Minister of Agriculture
- In office 1937–1938
- Prime Minister: Muhammad Mahmoud Pasha

Minister of Trade and Industry
- In office 1938–1939
- Prime Minister: Muhammad Mahmoud Pasha

Judge of the Court of Cassation of Egypt
- In office 1931–1937

Personal details
- Born: 1879 Cairo, Khedivate of Egypt
- Died: 1972 (aged 92–93) Cairo, Egypt
- Spouse: Victoria Ibrahim
- Children: Magdi Wahba
- Alma mater: College de la Sainte Famille
- Occupation: businessman, judge, politician

= Mourad Wahba =

Egyptian politician and judge (1879–1972)

Mourad Wahba Pasha (مراد وهبة باشا; 1879–1972) was an Egyptian politician and high court judge. He served as Vice President of the Court of Cassation, then Egypt's highest court from 1931 to 1937 after which he was appointed Minister of Agriculture in 1937 and Minister of Trade and Industry in 1938. He was then appointed senator from 1939 to 1945. He also served in the Board of Directors of various companies and was a leading figure in Coptic communal affairs.

==Biography==

Mourad Wahba was born in Cairo, Egypt in 1879, the son of Youssef Wahba Pasha former prime minister of Egypt and grandson of Wahba Bey Youssef founder of the first Coptic charitable society. Wahba was educated in Cairo at the College de la Sainte Famille, a Jesuit School where Pierre Teilhard de Chardin taught for many years. He obtained his law degree from the Sorbonne in Paris and pursued a lifetime career in the Egyptian judicial system, serving as a judge on the Native Court of Appeals and then becoming a counsellor on the first Court of Cassation, the highest court in Egypt, from 1931 to 1937.

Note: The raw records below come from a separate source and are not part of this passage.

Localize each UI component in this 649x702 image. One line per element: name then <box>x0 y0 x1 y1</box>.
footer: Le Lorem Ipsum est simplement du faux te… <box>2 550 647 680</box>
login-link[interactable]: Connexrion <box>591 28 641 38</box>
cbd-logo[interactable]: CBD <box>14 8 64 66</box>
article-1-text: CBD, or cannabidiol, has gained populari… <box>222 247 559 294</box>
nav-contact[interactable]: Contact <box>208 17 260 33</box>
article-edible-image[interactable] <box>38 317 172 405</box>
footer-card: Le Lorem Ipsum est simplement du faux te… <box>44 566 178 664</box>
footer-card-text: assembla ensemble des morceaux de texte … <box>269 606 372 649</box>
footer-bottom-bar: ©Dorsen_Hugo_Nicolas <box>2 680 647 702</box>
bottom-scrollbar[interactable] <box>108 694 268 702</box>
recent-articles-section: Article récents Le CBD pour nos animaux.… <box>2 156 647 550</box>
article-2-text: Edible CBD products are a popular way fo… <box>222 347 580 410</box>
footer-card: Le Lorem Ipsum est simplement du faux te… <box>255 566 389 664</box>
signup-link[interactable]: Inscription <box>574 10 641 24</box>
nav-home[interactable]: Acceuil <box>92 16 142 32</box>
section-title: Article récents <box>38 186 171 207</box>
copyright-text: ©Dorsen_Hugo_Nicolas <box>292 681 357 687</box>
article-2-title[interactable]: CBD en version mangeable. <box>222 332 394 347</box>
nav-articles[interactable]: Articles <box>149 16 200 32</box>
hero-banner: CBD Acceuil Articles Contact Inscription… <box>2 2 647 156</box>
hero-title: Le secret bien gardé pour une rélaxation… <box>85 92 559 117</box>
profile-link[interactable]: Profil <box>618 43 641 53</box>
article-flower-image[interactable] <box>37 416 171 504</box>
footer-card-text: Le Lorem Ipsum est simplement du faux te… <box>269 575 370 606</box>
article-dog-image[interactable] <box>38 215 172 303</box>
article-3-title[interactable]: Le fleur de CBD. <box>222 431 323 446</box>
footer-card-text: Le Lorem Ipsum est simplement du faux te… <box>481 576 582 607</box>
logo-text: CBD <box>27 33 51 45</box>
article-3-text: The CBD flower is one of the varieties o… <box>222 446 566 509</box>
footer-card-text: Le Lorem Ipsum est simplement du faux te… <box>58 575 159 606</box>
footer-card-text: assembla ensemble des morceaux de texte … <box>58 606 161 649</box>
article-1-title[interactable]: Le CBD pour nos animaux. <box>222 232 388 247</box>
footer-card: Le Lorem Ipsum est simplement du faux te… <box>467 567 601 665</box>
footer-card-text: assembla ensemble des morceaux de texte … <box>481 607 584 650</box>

He was highly respected and appreciated by all political parties as an objective and unassuming judge that gave much credibility to the new Court of Cassation. One of his most famous opinion pieces was on the subject of the revocation of press censorship imposed by the government of Ismail Sidqi Pasha, then prime minister of Egypt. It is said that he was personally appointed Minister of Agriculture by King Farouk I in 1937 under Muhammad Mahmoud Pasha's Cabinet and in 1938 as Minister of Trade and Industry. Although he was reportedly disappointed by the appointment since it would force him to resign as judge on the Court of Cassation, which as Vice President of the Court, he was expected to lead after the retirement of then-President Abdel Aziz Fahmi Pasha. His appointment as Minister of Agriculture may have been to avoid having a Christian as president of the highest judicial authority in Egypt, a predominantly Muslim country. During his tenure as Minister of Agriculture, he inaugurated the Cairo Agricultural Museum, the largest museum at the time devoted to agriculture since Ancient Egypt.

He was appointed a senator in 1939 until 1945 and played an important role in Coptic communal affairs serving on the Majlis Milli for several years. He was one of the major shareholders of the Compagnie de Ciment Portland in Egypt founded with the Swiss cement group Holderbank as well as a member of the board of directors of Banque Misr and resigned after the 1952 revolution.

He died in Cairo in 1972.

==Personal life==
He was married to Victoria Ibrahim, daughter of Khalil Ibrahim Pasha, one of the largest landowners in Egypt who had built Our Lady of Zeitoun Church in Cairo, which is believed to be the site of various apparitions of Virgin Mary in the 1960s. He had one child, Magdi Wahba.